Republican Representative Tom Cotton of Arkansas offered an amendment to the Nuclear Iran Prevention Act of 2013 which would "automatically" punish family members of people who violate U.S. sanctions against Iran with up to 20 years in prison.
“There would be no investigation,” Cotton said during the Wednesday hearing before the House Foreign Affairs Committee, reports the Huffington Post. "It'd be very hard to demonstrate and investigate to conclusive proof."
Cotton seeks to punish any family member of those people, “to include a spouse and any relative to the third degree,” including, “parents, children, aunts, uncles, nephews, nieces, grandparents, great grandparents, grandkids, great grandkids.”
The proposal drew immediate debate from members of the Foreign Affairs Committee. "An amendment is being offered literally to allow the sins of the uncles to descend on the nephews," said Florida's Democratic Rep. Alan Grayson. "I really question the constitutionality of a provision that punishes nephews for the sins of the uncles."
Article III of the Constitution explicitly bans Congress from punishing treason based on "corruption of blood" or family ties.

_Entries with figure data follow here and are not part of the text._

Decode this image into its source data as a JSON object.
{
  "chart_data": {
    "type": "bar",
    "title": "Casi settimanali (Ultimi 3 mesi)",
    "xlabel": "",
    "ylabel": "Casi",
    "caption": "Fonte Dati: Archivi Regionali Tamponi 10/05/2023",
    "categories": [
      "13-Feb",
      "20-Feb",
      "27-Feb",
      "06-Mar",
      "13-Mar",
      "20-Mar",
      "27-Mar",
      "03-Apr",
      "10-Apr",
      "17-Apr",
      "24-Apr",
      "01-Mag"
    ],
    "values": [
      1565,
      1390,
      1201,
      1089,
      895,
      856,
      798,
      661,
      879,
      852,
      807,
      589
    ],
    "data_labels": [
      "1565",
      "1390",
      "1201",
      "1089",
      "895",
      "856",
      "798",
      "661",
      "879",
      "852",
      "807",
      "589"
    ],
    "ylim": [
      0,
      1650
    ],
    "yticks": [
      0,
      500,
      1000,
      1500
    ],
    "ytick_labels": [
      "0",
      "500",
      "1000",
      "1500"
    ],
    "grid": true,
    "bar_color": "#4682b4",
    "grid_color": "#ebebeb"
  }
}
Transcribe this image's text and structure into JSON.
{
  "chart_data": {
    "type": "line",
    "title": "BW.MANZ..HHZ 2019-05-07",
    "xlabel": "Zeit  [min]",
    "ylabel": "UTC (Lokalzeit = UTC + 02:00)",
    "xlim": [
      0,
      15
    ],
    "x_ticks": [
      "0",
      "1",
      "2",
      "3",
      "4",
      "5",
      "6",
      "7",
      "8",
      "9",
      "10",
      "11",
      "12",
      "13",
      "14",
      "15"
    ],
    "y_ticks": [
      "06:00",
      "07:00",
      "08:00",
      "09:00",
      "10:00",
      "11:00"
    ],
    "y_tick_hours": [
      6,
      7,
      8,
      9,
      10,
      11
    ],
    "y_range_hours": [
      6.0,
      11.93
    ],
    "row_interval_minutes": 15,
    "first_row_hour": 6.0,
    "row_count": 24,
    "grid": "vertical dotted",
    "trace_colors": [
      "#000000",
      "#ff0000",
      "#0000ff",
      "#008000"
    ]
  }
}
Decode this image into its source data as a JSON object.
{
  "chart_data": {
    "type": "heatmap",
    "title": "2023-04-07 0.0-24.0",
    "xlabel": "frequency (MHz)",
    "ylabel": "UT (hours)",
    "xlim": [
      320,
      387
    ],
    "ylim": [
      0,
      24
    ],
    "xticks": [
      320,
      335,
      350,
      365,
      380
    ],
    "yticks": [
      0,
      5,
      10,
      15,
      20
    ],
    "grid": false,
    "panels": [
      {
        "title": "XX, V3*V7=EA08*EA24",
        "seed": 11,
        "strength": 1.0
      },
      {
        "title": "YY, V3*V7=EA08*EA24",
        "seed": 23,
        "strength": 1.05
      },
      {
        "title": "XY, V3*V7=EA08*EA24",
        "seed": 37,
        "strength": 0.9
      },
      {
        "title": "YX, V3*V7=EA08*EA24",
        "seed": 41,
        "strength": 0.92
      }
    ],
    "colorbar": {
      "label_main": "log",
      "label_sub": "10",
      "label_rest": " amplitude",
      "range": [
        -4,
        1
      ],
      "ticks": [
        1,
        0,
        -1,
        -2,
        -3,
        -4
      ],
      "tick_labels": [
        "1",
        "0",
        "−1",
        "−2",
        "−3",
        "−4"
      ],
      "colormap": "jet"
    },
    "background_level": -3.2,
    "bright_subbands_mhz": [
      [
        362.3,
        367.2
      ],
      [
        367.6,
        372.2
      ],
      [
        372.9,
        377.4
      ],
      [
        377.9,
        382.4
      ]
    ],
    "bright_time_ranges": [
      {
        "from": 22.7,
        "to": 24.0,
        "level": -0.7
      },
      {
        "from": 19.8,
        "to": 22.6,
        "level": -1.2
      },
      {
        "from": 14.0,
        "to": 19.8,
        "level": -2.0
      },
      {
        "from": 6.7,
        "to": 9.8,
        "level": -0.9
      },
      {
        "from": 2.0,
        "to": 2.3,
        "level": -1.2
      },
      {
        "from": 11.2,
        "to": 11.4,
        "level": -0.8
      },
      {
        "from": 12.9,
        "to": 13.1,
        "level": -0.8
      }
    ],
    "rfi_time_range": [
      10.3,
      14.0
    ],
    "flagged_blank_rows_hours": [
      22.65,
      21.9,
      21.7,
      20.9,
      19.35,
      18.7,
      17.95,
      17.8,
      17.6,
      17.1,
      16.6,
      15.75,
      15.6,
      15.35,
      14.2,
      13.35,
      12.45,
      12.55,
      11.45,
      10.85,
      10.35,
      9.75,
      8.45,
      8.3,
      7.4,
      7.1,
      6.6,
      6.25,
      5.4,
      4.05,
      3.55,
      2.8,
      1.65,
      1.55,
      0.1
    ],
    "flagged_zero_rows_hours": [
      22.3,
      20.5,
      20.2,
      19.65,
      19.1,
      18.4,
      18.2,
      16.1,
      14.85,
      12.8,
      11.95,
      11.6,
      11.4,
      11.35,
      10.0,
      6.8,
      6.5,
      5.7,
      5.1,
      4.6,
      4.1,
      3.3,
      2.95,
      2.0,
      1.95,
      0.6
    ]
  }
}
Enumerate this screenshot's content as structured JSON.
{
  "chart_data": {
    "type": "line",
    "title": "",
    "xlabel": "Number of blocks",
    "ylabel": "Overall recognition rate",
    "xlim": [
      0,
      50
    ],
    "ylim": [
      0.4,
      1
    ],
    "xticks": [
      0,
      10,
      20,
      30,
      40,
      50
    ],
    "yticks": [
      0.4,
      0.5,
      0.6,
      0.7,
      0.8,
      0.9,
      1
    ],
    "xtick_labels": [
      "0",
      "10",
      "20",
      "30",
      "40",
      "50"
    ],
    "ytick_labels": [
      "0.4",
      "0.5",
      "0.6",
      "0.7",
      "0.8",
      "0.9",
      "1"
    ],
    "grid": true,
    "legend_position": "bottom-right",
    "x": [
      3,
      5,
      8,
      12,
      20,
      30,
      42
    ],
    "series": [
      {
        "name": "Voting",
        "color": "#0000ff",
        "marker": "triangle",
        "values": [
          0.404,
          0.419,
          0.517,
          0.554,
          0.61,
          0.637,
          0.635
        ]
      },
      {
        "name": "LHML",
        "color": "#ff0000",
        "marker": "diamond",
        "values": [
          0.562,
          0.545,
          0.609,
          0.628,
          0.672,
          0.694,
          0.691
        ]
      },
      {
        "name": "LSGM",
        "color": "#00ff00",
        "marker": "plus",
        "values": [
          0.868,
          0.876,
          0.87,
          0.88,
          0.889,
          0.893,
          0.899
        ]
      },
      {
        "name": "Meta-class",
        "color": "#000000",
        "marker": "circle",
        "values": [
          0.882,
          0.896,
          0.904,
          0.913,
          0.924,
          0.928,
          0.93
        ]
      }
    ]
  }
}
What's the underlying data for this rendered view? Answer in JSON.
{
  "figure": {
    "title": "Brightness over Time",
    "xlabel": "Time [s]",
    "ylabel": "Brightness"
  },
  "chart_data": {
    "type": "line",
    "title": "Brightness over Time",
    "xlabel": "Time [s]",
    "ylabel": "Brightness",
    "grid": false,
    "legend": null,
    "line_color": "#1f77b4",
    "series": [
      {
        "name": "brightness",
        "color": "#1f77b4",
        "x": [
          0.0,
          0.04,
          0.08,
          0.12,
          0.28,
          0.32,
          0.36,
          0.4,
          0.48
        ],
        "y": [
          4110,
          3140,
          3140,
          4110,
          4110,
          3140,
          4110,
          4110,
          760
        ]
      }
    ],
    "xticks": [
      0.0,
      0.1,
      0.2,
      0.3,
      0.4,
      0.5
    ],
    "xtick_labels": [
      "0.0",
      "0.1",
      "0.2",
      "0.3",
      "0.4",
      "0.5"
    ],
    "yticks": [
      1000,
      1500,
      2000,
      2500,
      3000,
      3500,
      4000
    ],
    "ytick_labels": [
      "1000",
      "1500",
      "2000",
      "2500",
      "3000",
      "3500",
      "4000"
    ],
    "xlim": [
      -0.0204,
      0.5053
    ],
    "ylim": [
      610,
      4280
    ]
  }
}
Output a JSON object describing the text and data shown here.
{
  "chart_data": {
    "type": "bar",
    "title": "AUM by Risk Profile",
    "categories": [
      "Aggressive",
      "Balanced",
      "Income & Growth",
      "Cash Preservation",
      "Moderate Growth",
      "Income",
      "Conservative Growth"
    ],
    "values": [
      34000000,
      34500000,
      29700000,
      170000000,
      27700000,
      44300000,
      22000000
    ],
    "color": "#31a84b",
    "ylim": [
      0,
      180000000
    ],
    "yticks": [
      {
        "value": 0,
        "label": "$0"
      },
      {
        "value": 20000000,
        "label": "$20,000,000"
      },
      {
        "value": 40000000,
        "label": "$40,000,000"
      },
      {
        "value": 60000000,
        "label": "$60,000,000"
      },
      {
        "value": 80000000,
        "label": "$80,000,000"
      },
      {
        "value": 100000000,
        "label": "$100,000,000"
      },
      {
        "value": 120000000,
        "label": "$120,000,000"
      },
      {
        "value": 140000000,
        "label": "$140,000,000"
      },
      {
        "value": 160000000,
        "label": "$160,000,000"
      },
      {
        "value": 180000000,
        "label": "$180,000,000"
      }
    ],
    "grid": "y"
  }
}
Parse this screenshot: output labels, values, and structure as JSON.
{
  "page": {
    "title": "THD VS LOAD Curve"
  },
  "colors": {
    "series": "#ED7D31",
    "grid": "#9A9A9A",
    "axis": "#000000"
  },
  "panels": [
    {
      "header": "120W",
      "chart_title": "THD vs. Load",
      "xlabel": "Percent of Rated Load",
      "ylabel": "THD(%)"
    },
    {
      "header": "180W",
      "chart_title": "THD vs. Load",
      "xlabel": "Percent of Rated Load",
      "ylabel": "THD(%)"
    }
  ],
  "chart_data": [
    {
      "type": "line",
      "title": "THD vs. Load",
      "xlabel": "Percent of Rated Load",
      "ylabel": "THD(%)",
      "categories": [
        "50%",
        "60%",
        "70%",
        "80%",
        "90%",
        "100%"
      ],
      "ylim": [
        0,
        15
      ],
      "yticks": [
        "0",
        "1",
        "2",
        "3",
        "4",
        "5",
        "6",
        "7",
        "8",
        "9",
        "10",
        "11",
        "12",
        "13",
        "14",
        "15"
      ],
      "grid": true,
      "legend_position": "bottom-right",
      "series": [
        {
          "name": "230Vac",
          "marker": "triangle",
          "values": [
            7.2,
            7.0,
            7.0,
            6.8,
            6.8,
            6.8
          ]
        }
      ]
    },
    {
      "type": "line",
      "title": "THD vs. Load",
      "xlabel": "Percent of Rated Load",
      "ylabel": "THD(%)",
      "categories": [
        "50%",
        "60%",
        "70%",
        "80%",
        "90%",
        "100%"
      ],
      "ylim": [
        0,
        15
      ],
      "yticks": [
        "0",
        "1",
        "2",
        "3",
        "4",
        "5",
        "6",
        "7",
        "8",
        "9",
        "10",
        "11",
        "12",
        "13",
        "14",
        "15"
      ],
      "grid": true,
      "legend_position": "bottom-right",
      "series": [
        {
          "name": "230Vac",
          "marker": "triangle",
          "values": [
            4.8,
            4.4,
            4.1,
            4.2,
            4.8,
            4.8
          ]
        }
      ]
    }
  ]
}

"Iranian citizens do not have constitutional rights under the United States Constitution," Cotton said. He warned that wrongdoers may shift financial assets to family members to avoid forfeiture. "I sympathize with their plight if they are harmless, innocent civilians in Iran. I doubt that that is often the case," Cotton said.
After some debate, Cotton ultimately withdrew the proposed amendment.
The Supreme Court found in 1896 that noncitizens charged with crimes are protected by the Fifth Amendment, which guarantees due process, along with the Sixth and 14th Amendments.